Advocating for interpreting the open space agreements differently in different places, Pughe admitted that he was a snowmobiler and he doesn’t believe that open space agreements should prohibit snowmobiling on all open space conserved land if the owners and the snail darters approve.
With 9 p.m. nipping at heels of the planning commission, before the meeting adjourned, Pughe took an opportunity to object to waivers the new development review board has issued that some have objected to.
“In my opinion the land use regulations are clear on what the intent is, and they’re consistent with how we’ve done things in the past,” Pughe said, explaining how he sees some of the development review board’s waivers as inconsistent with how the land use regulations have been practiced in the past or the regulations’ intent.
In so doing, Pughe staked out an opinion consistent with the views of a letter from the conservation commission to town boards and commissions, criticizing the development review board for waivers it has granted.
Pughe and the conservation commission believe the development review board has incorrectly ignored the 300 feet of road frontage requirement for a property owner in recent decisions and granting waivers permitting a road that connects with a town road via a right of way across a neighbor’s property.
Pughe argued the problem with interpreting the frontage requirements the way the development review board has could mean eventually people could try to use right of way to change lot size requirements.
He said the purpose of the frontage requirements is to “kind of keep people from developing lots way back and way off the road.”
Lewack said he had looked for text to support this interpretation by Pughe but hasn’t found it.

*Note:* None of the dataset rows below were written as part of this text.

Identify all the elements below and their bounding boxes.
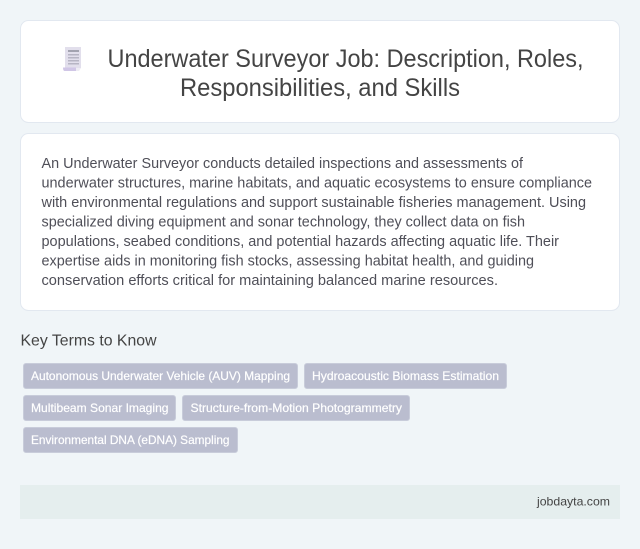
tag: hydroacoustic: Hydroacoustic Biomass Estimation bbox=[312, 369, 499, 383]
title bbox=[108, 45, 584, 102]
panel: title card bbox=[20, 20, 620, 122]
tag: multibeam sonar bbox=[24, 396, 176, 420]
heading: key terms: Key Terms to Know bbox=[20, 332, 157, 350]
text block: description: expertise aids in monitoring fish stocks, assessing habitat health, and guiding bbox=[42, 254, 534, 270]
tag list bbox=[24, 364, 506, 452]
text block: description: conservation efforts critical for maintaining balanced marine resources. bbox=[42, 273, 498, 289]
icon: document scroll bbox=[63, 47, 81, 71]
tag: photogrammetry bbox=[182, 396, 410, 420]
tag: eDNA bbox=[24, 428, 238, 452]
text block: description: populations, seabed conditions, and potential hazards affecting aquatic life. Their bbox=[42, 234, 559, 250]
title: Underwater Surveyor Job: Description, Roles, bbox=[108, 45, 584, 73]
title: Responsibilities, and Skills bbox=[180, 74, 460, 102]
tag: AUV mapping bbox=[24, 364, 298, 388]
text block: description: with environmental regulations and support sustainable fisheries management. Using bbox=[41, 195, 586, 211]
tag: multibeam sonar: Multibeam Sonar Imaging bbox=[31, 401, 168, 415]
text block: description: An Underwater Surveyor conducts detailed inspections and assessments of bbox=[42, 156, 524, 172]
text block: description: underwater structures, marine habitats, and aquatic ecosystems to ensure compliance bbox=[42, 176, 592, 192]
footer: jobdayta.com bbox=[536, 494, 610, 508]
text block: description bbox=[41, 156, 592, 289]
text block: description: specialized diving equipment and sonar technology, they collect data on fish bbox=[42, 214, 525, 230]
tag: eDNA: Environmental DNA (eDNA) Sampling bbox=[31, 433, 230, 447]
tag: hydroacoustic bbox=[304, 364, 506, 388]
footer bbox=[20, 485, 620, 519]
panel: description card bbox=[20, 134, 620, 310]
tag: AUV mapping: Autonomous Underwater Vehicle (AUV) Mapping bbox=[31, 369, 290, 383]
tag: photogrammetry: Structure-from-Motion Photogrammetry bbox=[190, 401, 402, 415]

Pughe said the planning commission is planning to amend the land use regulations so they “circumvent” actions like the development review board’s waivers.
“We don’t agree with how the development review board has done that,” Pughe said.
Eventually, the conversation came to an end because of the time and not so much because of closure. But the planning commission will have at least four more public meetings about land use regulation amendments before they are officially adopted.